Le 7 mars, Ilyas Kherbouch, alias « Ganito », a réussi à s'évader de la prison de Villepinte, en Seine-Saint-Denis, grâce à deux complices se faisant passer pour des policiers. Cette cavale a pris fin le 20 mars en soirée à Canet-en-Roussillon, dans le sud de la France, lorsqu'il a été interpellé par des unités des forces spéciales. L'opération s'est déroulée « sans incident », comme l'a souligné le ministre de l’Intérieur, Laurent Nuñez.
Après plus de dix jours d'évasion, la brigade de recherche et d’intervention (BRI) des Pyrénées-Orientales et de l’Hérault, ainsi que la Brigade nationale de recherche des fugitifs (BNRF), ont mis un terme à sa fuite, conformément aux informations rapportées par l'Agence France-Presse (AFP) et RTL. Le parquet de Paris a confirmé cette arrestation, marquée par la coïncidence du jour de ses 21 ans.

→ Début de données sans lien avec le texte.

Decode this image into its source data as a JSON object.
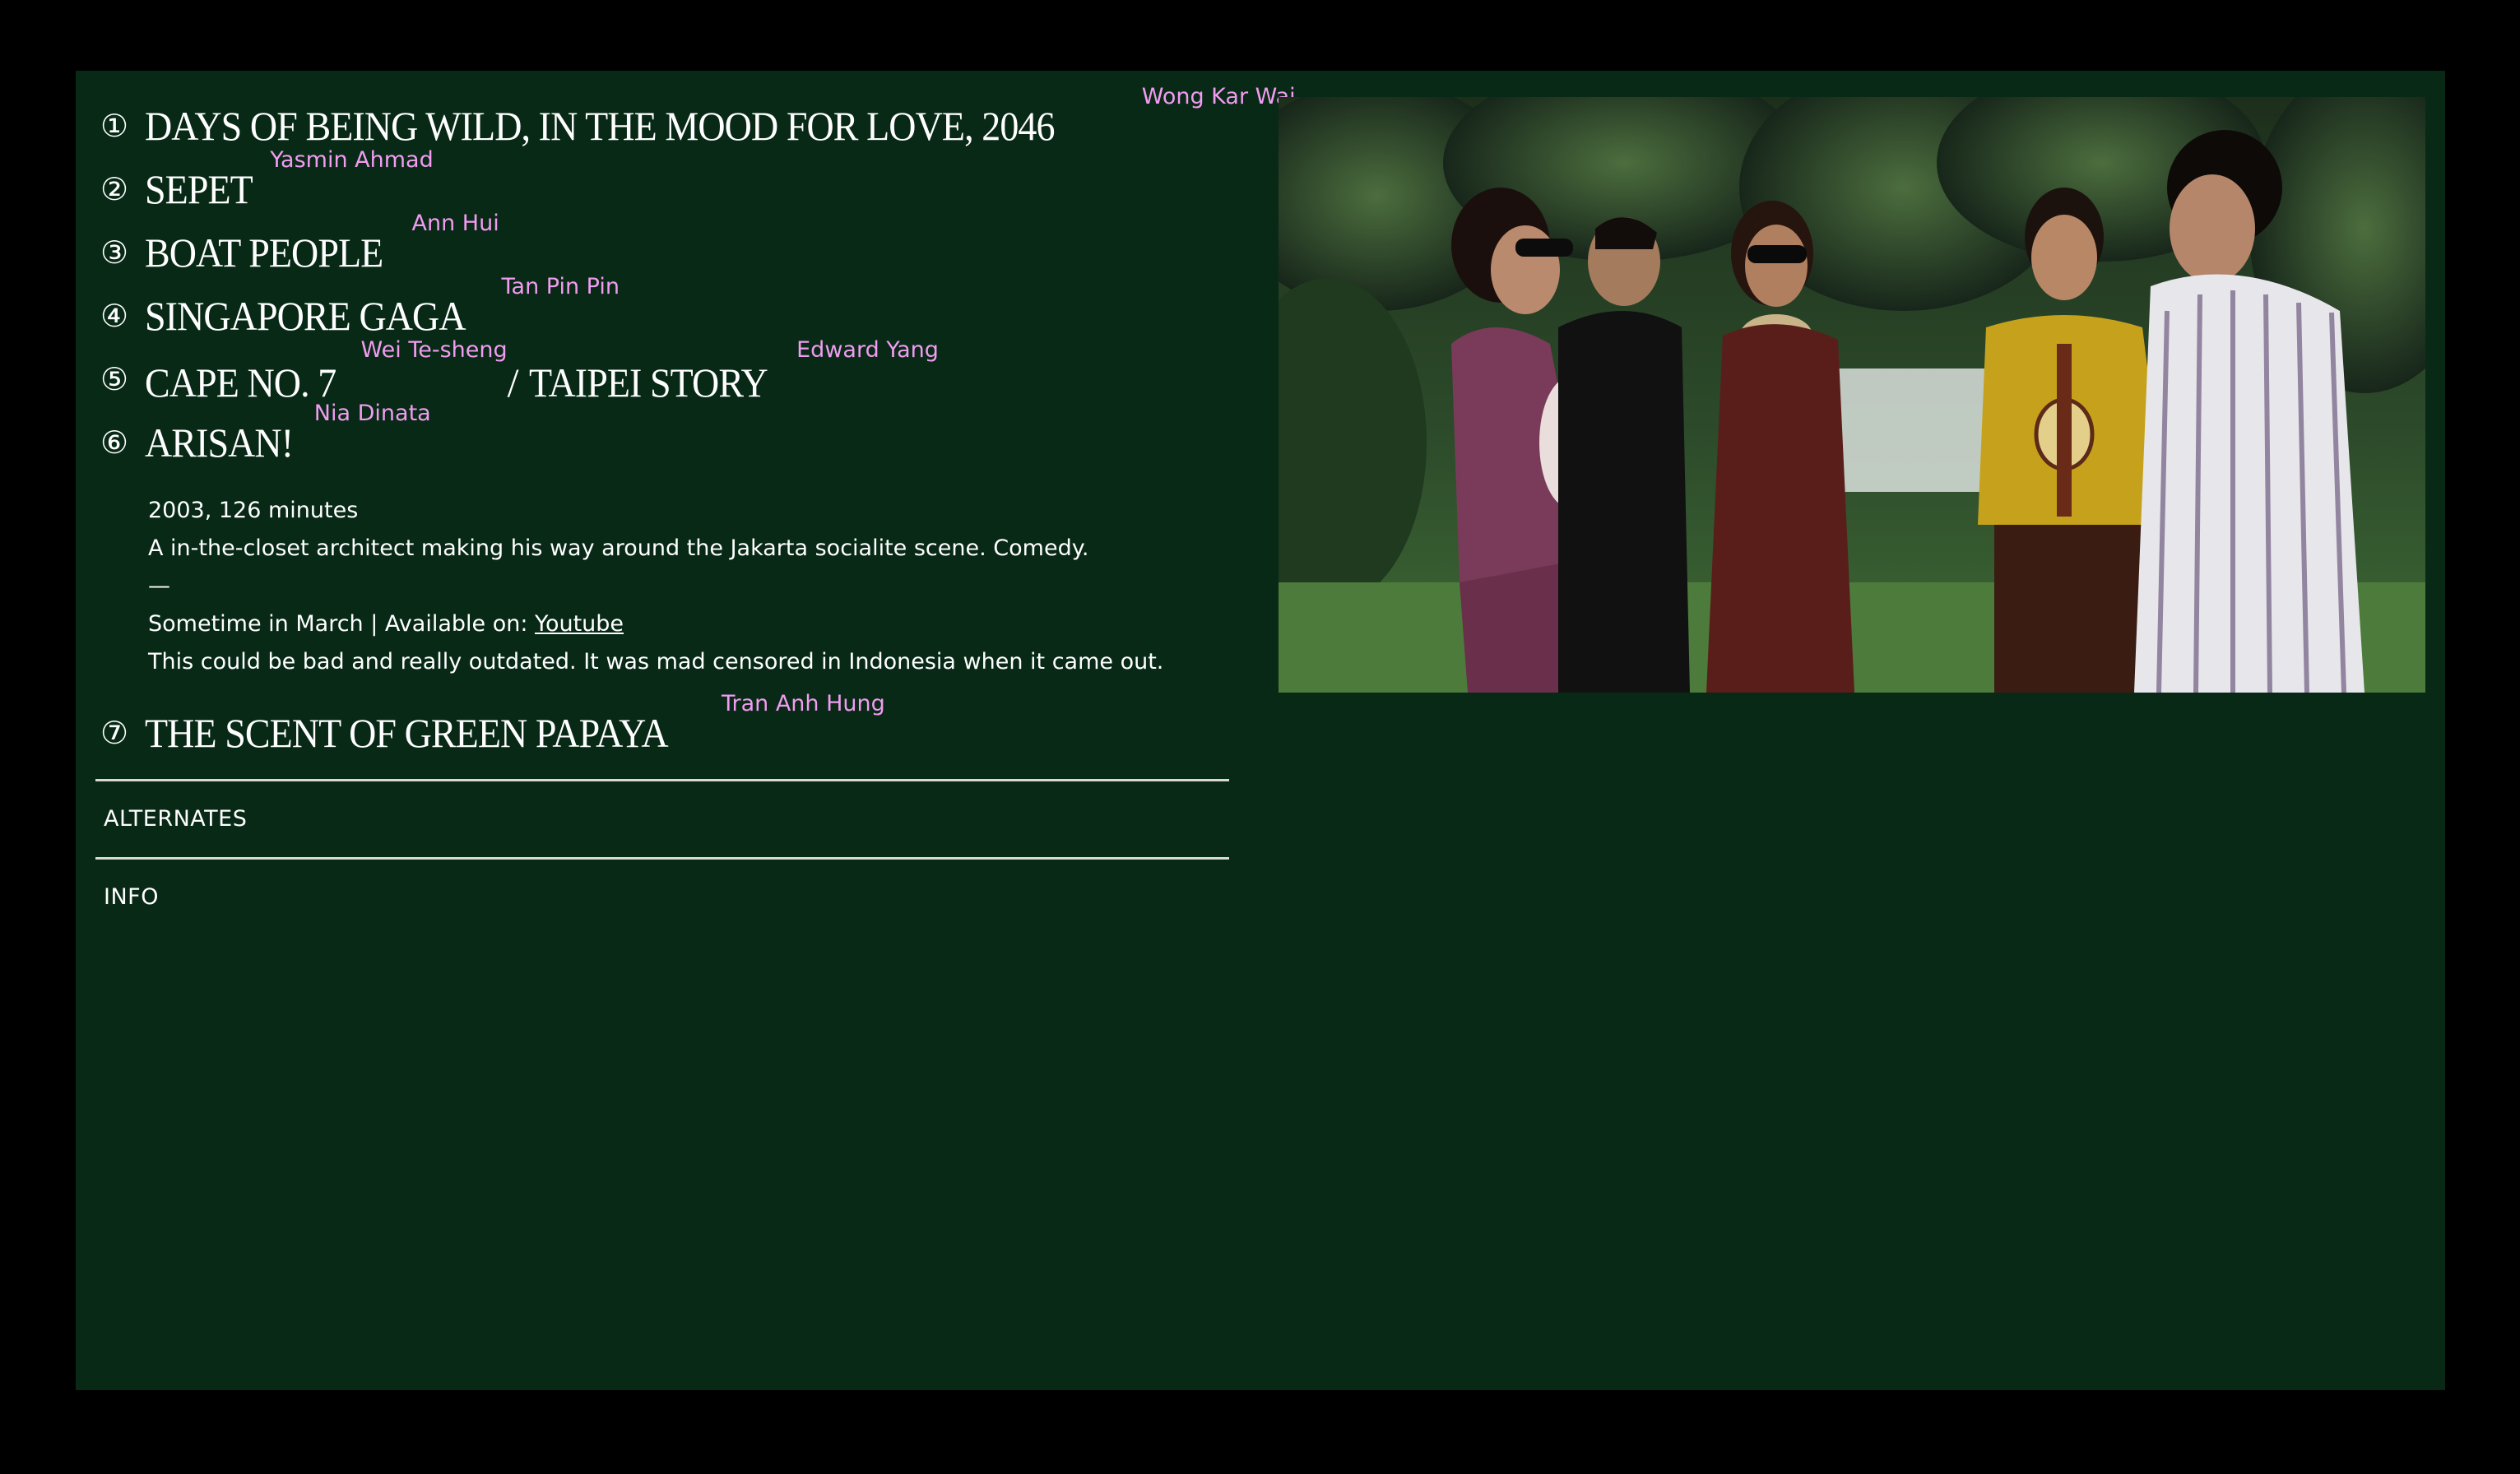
{
  "films": [
    {
      "number": "①",
      "entries": [
        {
          "title": "DAYS OF BEING WILD,  IN THE MOOD FOR LOVE,  2046",
          "director": "Wong Kar Wai"
        }
      ]
    },
    {
      "number": "②",
      "entries": [
        {
          "title": "SEPET",
          "director": "Yasmin Ahmad"
        }
      ]
    },
    {
      "number": "③",
      "entries": [
        {
          "title": "BOAT PEOPLE",
          "director": "Ann Hui"
        }
      ]
    },
    {
      "number": "④",
      "entries": [
        {
          "title": "SINGAPORE GAGA",
          "director": "Tan Pin Pin"
        }
      ]
    },
    {
      "number": "⑤",
      "entries": [
        {
          "title": "CAPE NO. 7",
          "director": "Wei Te-sheng"
        },
        {
          "separator": "/ ",
          "title": "TAIPEI STORY",
          "director": "Edward Yang"
        }
      ]
    },
    {
      "number": "⑥",
      "entries": [
        {
          "title": "ARISAN!",
          "director": "Nia Dinata"
        }
      ],
      "details": {
        "year_runtime": "2003, 126 minutes",
        "synopsis": "A in-the-closet architect making his way around the Jakarta socialite scene. Comedy.",
        "dash": "—",
        "schedule_prefix": "Sometime in March | Available on: ",
        "platform_link": "Youtube",
        "note": "This could be bad and really outdated. It was mad censored in Indonesia when it came out."
      }
    },
    {
      "number": "⑦",
      "entries": [
        {
          "title": "THE SCENT OF GREEN PAPAYA",
          "director": "Tran Anh Hung"
        }
      ]
    }
  ],
  "sections": {
    "alternates": "ALTERNATES",
    "info": "INFO"
  },
  "colors": {
    "page_background": "#000000",
    "panel_background": "#072916",
    "text": "#ffffff",
    "director_accent": "#f29cf0",
    "divider": "#d9d9d4"
  },
  "photo": {
    "subject": "film-still-photo"
  }
}
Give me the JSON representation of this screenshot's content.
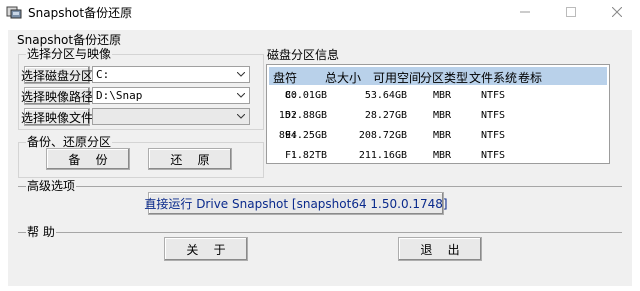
{
  "window": {
    "title": "Snapshot备份还原"
  },
  "main_group": {
    "title": "Snapshot备份还原"
  },
  "partition_section": {
    "title": "选择分区与映像",
    "select_partition_label": "选择磁盘分区",
    "select_partition_value": "C:",
    "image_path_label": "选择映像路径",
    "image_path_value": "D:\\Snap",
    "image_file_label": "选择映像文件",
    "image_file_value": ""
  },
  "backup_section": {
    "title": "备份、还原分区",
    "backup_label": "备    份",
    "restore_label": "还    原"
  },
  "disk_info": {
    "title": "磁盘分区信息",
    "columns": [
      "盘符",
      "总大小",
      "可用空间",
      "分区类型",
      "文件系统",
      "卷标"
    ],
    "rows": [
      [
        "C:",
        "80.01GB",
        "53.64GB",
        "MBR",
        "NTFS",
        ""
      ],
      [
        "D:",
        "152.88GB",
        "28.27GB",
        "MBR",
        "NTFS",
        ""
      ],
      [
        "E:",
        "894.25GB",
        "208.72GB",
        "MBR",
        "NTFS",
        ""
      ],
      [
        "F:",
        "1.82TB",
        "211.16GB",
        "MBR",
        "NTFS",
        ""
      ]
    ]
  },
  "advanced": {
    "title": "高级选项",
    "run_label": "直接运行 Drive Snapshot [snapshot64 1.50.0.1748]"
  },
  "help": {
    "title": "帮  助",
    "about_label": "关    于",
    "exit_label": "退    出"
  }
}
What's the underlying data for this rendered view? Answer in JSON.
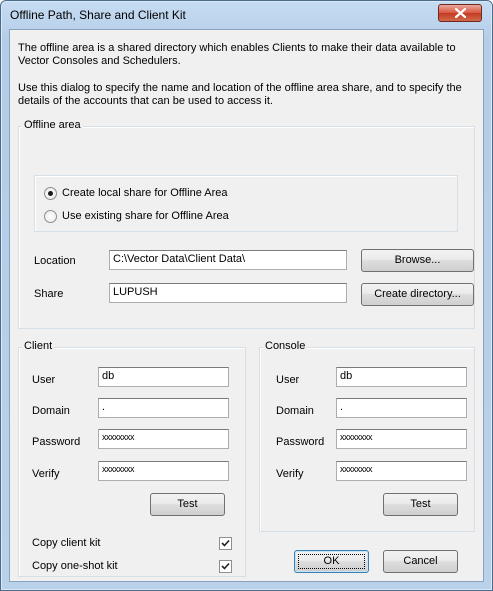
{
  "window": {
    "title": "Offline Path, Share and Client Kit"
  },
  "intro": {
    "line1": "The offline area is a shared directory which enables Clients to make their data available to",
    "line2": "Vector Consoles and Schedulers.",
    "line3": "Use this dialog to specify the name and location of the offline area share, and to specify the",
    "line4": "details of the accounts that can be used to access it."
  },
  "offline_area": {
    "title": "Offline area",
    "radio_create_label": "Create local share for Offline Area",
    "radio_existing_label": "Use existing share for Offline Area",
    "selected": "create",
    "location_label": "Location",
    "location_value": "C:\\Vector Data\\Client Data\\",
    "browse_label": "Browse...",
    "share_label": "Share",
    "share_value": "LUPUSH",
    "create_dir_label": "Create directory..."
  },
  "client": {
    "title": "Client",
    "user_label": "User",
    "user_value": "db",
    "domain_label": "Domain",
    "domain_value": ".",
    "password_label": "Password",
    "password_value": "xxxxxxxx",
    "verify_label": "Verify",
    "verify_value": "xxxxxxxx",
    "test_label": "Test",
    "copy_client_kit_label": "Copy client kit",
    "copy_client_kit_checked": true,
    "copy_oneshot_kit_label": "Copy one-shot kit",
    "copy_oneshot_kit_checked": true
  },
  "console": {
    "title": "Console",
    "user_label": "User",
    "user_value": "db",
    "domain_label": "Domain",
    "domain_value": ".",
    "password_label": "Password",
    "password_value": "xxxxxxxx",
    "verify_label": "Verify",
    "verify_value": "xxxxxxxx",
    "test_label": "Test"
  },
  "footer": {
    "ok_label": "OK",
    "cancel_label": "Cancel"
  },
  "icons": {
    "close": "close-icon",
    "check": "checkmark-icon"
  },
  "colors": {
    "close_button": "#c33a22",
    "title_bar": "#b9d1ea",
    "dialog_bg": "#f0f0f0"
  }
}
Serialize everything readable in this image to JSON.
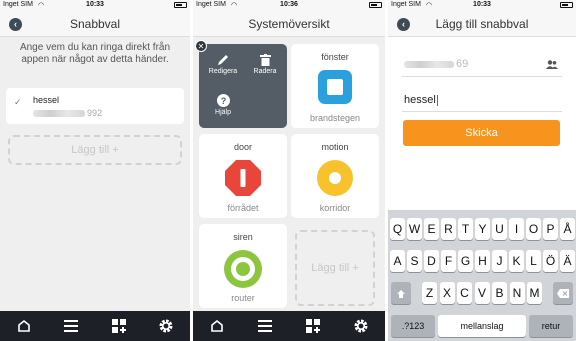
{
  "statusbars": [
    {
      "carrier": "Inget SIM",
      "time": "10:33"
    },
    {
      "carrier": "Inget SIM",
      "time": "10:36"
    },
    {
      "carrier": "Inget SIM",
      "time": "10:33"
    }
  ],
  "screen1": {
    "title": "Snabbval",
    "intro": "Ange vem du kan ringa direkt från appen när något av detta händer.",
    "contact": {
      "name": "hessel",
      "number_suffix": "992"
    },
    "add_label": "Lägg till +"
  },
  "screen2": {
    "title": "Systemöversikt",
    "edit_actions": {
      "edit": "Redigera",
      "delete": "Radera",
      "help": "Hjälp"
    },
    "tiles": [
      {
        "title": "fönster",
        "subtitle": "brandstegen",
        "icon": "window-square-icon",
        "color": "#2aa0dc"
      },
      {
        "title": "door",
        "subtitle": "förrådet",
        "icon": "door-octagon-icon",
        "color": "#e8463a"
      },
      {
        "title": "motion",
        "subtitle": "korridor",
        "icon": "motion-circle-icon",
        "color": "#f7c22c"
      },
      {
        "title": "siren",
        "subtitle": "router",
        "icon": "siren-ring-icon",
        "color": "#8cc63f"
      }
    ],
    "add_label": "Lägg till +"
  },
  "screen3": {
    "title": "Lägg till snabbval",
    "phone_suffix": "69",
    "name_value": "hessel",
    "send_label": "Skicka",
    "keyboard": {
      "row1": [
        "Q",
        "W",
        "E",
        "R",
        "T",
        "Y",
        "U",
        "I",
        "O",
        "P",
        "Å"
      ],
      "row2": [
        "A",
        "S",
        "D",
        "F",
        "G",
        "H",
        "J",
        "K",
        "L",
        "Ö",
        "Ä"
      ],
      "row3": [
        "Z",
        "X",
        "C",
        "V",
        "B",
        "N",
        "M"
      ],
      "numbers_key": ".?123",
      "space_key": "mellanslag",
      "return_key": "retur"
    }
  },
  "colors": {
    "tabbar": "#1d2127",
    "accent_orange": "#f7941d"
  }
}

Commanditaire d’un cambriolage au Paris Saint-Germain
Prenant part à des actes de « home-jacking » — des cambriolages souvent caractérisés par la séquestration des occupants —, Kherbouch était déjà dans le viseur de la justice pour de nombreux vols aggravés. À l’époque de son évasion, il purgeait une peine pour divers délits et était également suspecté dans plusieurs affaires médiatisées, notamment avoir commandité le cambriolage du domicile du gardien du Paris Saint-Germain, Gianluigi Donnarumma, souligne une source proche de l'enquête.
Le jour de son évasion, deux individus ont réussi à se présenter à l’établissement pénitentiaire en se faisant passer pour des agents de la force publique, ouvrant ainsi la porte à Kherbouch sans que le personnel pénitentiaire ne s’en inquiète. Ce n'est que 48 heures plus tard, après que la durée d’une garde à vue ait été atteinte, qu'ils ont signalé son absence.
« Je ne cherche en aucun cas à excuser ses actes, mais il faut comprendre que Ganito n’a jamais connu la liberté durant son adolescence, et il n'était pas certain d’en avoir une à l’âge adulte », confiait à l'AFP son avocate, May Sarah Vogelhut, soulignant que le jeune homme avait passé uniquement un mois et demi en liberté depuis ses 14 ans.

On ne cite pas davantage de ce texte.